People who are transgender tend to experience more discrimination and harassment than those who are not, even when compared to gay or lesbian people who are not transgender (Herek 1995; Levitt and Horne 2002). There is debate within the psychological community on how to understand transgender. A diagnosis for gender identity disorder remains listed in the 2000 edition of the Diagnostic and Statistical Manual of Mental Disorders of the American Psychiatric Association. Many mental health professionals believe that this diagnosis should be abolished because it is based upon a false understanding of gender and that treatment should focus on creating supportive environments for transgender youth rather than pathologizing them (Hiestand and Levitt 2005). At the same time, others believe that the diagnosis is necessary so people can obtain insurance coverage for treatments (Brown and Rounsley 1996), and still others persist in conceptualizing transgen-der as a mental disorder inherent to the individual.

Groups of transgender people have organized to fight for supportive legislation and medical and mental health treatments that meet their needs and respect diversity within gender experiences. Such organizations as the International Foundation for Gender Education and the National Center for Transgender Equality also work to educate the public about transgender issues and concerns.


  1. American Psychiatric Association. 2000. Diagnostic and Statistical Manual of Mental Disorders (DSM-IV-TR). 4th ed., text rev. Washington, DC: Author.
  2. Brown, Mildred L., and Chloe Ann Rounsley. 1996. True Selves: Understanding Transsexualism—For Families, Friends, Coworkers, and Helping Professionals. San Francisco: Jossey-Bass.
  3. Docter, Richard F., and Virginia Prince. 1997. Transvestism: A Survey of 1032 Cross-dressers. Archives of Sexual Behavior 26 (6): 589–605.
  4. Fausto-Sterling, Anne. 2000. Sexing the Body: Gender Politics and the Construction of Sexuality. New York: Basic Books.
  5. Feinberg, Leslie. 1996. Transgender Warriors: Making History from Joan of Arc to Dennis Rodman. Boston: Beacon Press.
  6. Herek, Gregory M. 1995. Psychological Heterosexism in the United States. In Lesbian, Gay, and Bisexual Identities Over the Lifespan: Psychological Perspectives, eds. Anthony R.D’Augelli and Charlotte J. Patterson, 321–346. New York: Oxford University Press.
  7. Hiestand, Katherine, and Heidi M. Levitt. 2005. Butch Identity Development: The Formation of an Authentic Gender. Feminism and Psychology 15 (1): 61–85.
  8. International Foundation for Gender Education.

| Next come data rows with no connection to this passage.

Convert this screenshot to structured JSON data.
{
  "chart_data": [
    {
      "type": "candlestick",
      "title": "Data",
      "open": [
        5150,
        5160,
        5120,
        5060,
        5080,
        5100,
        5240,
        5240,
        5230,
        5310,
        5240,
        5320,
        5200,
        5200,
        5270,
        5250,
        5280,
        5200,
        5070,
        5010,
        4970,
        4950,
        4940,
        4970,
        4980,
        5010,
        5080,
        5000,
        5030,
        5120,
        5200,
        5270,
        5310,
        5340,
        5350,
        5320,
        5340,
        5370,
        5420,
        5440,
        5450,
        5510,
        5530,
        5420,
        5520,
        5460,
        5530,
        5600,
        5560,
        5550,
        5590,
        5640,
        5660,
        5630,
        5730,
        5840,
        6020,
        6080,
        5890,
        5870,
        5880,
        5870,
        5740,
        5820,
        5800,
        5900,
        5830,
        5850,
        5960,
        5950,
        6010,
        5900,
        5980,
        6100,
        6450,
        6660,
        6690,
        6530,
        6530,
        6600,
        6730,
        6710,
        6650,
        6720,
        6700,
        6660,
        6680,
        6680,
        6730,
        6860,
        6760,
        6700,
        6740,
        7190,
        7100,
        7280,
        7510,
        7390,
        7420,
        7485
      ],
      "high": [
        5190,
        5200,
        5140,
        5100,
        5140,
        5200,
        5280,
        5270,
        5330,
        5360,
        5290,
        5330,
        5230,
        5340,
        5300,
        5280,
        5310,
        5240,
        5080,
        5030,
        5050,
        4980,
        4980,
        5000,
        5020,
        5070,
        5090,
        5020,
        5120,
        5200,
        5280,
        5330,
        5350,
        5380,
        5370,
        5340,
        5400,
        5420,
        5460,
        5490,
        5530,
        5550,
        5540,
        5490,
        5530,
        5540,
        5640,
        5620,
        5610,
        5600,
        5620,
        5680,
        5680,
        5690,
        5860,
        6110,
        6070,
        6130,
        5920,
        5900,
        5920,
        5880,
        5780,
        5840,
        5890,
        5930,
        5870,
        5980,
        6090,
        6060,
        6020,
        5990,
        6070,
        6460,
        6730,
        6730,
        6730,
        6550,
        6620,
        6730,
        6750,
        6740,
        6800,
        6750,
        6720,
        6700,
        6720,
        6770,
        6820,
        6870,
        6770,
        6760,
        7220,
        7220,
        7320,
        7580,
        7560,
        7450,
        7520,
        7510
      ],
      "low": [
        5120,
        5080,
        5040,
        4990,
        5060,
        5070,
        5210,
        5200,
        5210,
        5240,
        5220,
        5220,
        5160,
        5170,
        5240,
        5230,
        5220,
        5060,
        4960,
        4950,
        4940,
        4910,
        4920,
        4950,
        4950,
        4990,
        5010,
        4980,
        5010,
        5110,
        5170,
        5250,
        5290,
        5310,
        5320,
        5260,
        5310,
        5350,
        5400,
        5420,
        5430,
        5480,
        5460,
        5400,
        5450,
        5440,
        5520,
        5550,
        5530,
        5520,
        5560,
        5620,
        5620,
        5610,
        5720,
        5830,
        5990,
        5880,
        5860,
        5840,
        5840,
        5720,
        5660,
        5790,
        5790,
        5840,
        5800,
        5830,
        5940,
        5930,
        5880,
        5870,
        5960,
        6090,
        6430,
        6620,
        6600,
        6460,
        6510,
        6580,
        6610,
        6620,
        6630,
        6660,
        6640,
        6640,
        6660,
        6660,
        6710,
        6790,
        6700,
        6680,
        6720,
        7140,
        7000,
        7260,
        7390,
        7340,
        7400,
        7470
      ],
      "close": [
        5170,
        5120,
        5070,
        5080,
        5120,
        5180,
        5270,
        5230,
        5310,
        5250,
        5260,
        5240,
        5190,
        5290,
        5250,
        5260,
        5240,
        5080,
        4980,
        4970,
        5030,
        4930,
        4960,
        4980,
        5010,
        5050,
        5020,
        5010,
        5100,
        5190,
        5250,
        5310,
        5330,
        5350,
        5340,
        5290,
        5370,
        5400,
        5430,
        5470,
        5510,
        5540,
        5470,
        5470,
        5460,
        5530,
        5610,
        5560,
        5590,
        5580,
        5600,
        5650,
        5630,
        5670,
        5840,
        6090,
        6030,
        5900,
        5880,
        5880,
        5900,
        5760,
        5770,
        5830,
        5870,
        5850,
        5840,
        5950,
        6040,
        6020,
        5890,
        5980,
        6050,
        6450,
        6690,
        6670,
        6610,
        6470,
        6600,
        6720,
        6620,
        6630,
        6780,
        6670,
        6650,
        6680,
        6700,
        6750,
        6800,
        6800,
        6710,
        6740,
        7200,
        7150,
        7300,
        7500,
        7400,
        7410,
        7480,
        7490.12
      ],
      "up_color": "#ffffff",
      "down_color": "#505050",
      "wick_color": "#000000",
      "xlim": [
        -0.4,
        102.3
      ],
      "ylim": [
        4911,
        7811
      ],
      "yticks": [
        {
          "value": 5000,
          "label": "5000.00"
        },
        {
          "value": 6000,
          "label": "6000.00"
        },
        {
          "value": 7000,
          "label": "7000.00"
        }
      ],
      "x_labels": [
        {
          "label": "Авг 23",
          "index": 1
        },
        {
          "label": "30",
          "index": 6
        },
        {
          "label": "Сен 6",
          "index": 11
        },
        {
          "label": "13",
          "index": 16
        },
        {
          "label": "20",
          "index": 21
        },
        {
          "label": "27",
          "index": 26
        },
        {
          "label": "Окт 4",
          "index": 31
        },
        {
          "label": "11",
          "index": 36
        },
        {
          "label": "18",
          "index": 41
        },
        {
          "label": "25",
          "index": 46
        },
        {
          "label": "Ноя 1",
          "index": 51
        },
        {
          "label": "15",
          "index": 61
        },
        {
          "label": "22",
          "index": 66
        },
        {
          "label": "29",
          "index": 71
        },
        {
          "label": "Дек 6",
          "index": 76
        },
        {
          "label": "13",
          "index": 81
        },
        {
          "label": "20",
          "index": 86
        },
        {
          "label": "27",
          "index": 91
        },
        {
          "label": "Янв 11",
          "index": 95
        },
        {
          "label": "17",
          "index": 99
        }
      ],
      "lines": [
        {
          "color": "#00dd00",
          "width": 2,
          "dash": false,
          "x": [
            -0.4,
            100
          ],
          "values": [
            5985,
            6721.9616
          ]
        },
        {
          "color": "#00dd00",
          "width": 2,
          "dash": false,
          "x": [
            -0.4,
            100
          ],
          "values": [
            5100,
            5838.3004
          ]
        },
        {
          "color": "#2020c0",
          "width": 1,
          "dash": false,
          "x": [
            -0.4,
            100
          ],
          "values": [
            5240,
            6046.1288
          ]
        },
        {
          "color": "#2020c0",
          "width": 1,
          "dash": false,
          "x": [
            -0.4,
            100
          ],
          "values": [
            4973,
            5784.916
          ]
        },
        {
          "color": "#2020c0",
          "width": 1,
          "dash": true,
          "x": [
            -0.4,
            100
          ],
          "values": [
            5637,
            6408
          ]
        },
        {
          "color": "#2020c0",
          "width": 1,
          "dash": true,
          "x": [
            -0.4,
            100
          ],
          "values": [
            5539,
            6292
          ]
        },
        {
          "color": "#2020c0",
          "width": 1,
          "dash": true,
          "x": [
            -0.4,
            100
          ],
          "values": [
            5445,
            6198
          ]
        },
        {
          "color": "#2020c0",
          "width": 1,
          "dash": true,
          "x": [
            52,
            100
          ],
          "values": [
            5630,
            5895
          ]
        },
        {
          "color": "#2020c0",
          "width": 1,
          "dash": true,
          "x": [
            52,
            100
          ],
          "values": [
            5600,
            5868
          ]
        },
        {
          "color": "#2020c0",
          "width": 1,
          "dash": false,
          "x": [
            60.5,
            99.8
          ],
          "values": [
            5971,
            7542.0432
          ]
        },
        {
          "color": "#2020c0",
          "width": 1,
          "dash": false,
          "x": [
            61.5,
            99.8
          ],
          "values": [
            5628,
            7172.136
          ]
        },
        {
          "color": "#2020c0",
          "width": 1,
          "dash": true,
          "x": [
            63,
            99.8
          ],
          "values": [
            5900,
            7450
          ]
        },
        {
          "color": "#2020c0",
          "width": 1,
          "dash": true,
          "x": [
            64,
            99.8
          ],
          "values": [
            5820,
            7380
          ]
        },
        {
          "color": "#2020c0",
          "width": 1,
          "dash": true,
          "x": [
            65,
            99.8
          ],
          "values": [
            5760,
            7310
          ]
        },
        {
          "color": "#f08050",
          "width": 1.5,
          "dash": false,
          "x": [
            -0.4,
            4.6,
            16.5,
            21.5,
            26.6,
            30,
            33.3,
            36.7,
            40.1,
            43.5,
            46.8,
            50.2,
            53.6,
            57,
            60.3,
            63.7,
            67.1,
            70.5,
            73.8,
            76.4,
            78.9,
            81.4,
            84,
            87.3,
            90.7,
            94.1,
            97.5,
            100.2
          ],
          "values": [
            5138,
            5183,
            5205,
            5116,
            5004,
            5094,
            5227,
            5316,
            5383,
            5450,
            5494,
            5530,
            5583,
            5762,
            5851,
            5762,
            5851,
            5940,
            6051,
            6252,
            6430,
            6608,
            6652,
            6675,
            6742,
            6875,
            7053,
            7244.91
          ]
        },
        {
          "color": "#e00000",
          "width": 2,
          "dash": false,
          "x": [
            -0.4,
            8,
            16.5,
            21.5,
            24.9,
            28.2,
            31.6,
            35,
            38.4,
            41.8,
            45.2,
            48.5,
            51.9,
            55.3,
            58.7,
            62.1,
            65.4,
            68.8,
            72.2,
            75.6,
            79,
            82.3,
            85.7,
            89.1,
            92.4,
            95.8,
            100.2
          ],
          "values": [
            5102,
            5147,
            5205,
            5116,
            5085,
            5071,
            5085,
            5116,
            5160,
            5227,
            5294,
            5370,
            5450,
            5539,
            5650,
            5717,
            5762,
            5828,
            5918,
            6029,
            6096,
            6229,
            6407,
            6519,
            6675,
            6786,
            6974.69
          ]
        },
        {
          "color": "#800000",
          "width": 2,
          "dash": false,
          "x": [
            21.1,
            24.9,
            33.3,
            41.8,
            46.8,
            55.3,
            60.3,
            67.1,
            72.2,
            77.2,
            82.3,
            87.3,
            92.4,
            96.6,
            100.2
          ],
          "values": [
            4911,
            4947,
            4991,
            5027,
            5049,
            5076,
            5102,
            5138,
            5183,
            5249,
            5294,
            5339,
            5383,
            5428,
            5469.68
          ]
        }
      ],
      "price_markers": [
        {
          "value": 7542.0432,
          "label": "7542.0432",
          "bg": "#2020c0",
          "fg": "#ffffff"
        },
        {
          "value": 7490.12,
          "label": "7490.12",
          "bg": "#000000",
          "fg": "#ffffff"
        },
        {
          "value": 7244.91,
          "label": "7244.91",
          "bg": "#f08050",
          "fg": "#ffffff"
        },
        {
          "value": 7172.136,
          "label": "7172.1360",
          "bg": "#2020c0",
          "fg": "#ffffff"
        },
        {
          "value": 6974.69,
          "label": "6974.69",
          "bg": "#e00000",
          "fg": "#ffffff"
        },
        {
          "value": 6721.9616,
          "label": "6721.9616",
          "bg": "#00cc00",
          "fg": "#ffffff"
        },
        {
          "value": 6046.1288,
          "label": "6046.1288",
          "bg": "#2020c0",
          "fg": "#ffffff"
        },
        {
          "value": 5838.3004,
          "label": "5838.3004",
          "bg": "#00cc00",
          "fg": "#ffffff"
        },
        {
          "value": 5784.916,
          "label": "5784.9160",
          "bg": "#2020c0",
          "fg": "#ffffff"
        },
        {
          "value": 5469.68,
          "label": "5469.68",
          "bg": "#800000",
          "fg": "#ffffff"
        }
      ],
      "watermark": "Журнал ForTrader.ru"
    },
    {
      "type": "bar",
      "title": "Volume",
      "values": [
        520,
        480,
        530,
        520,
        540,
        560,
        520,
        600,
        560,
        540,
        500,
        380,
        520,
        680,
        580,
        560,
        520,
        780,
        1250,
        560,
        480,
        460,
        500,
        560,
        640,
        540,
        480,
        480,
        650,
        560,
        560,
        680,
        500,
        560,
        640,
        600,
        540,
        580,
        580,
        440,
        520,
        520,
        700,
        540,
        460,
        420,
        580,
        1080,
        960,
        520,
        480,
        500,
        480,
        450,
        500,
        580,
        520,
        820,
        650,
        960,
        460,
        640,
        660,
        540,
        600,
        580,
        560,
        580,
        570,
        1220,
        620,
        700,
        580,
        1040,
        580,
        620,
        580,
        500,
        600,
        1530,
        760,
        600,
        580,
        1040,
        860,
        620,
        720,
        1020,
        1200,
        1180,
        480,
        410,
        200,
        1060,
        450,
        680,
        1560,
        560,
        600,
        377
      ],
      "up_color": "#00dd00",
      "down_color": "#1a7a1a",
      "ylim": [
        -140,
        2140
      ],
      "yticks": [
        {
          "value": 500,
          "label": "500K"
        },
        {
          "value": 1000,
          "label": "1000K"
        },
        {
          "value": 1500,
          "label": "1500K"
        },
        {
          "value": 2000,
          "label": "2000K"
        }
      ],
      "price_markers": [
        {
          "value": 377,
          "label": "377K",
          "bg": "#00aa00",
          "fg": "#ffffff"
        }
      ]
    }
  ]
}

  9. Intersex Society of North America.
  10. Levitt, Heidi M., and Katherine Hiestand. 2004. A Quest for Authenticity: Contemporary Butch Gender. Sex Roles: A Journal of Research 50 (9–10): 605–621.
  11. Levitt, Heidi M., and Sharon G. Horne. 2002. Explorations of Lesbian-Queer Genders. Journal of Lesbian Studies 6 (2): 25–39.
  12. Meyer, Walter, III (Chairperson), Walter O. Bockting, Peggy Cohen-Kettenis, et al. February 2001. The Standards of Care for Gender Identity Disorders–Sixth Version. The International Journal of Transgenderism 5 (1).
  13. National Center for Transgender Equality.
  14. Volcano, Del LaGrace, and Judith “Jack” Halberstam. 1999. The Drag King Book. New York: Serpent’s Tail.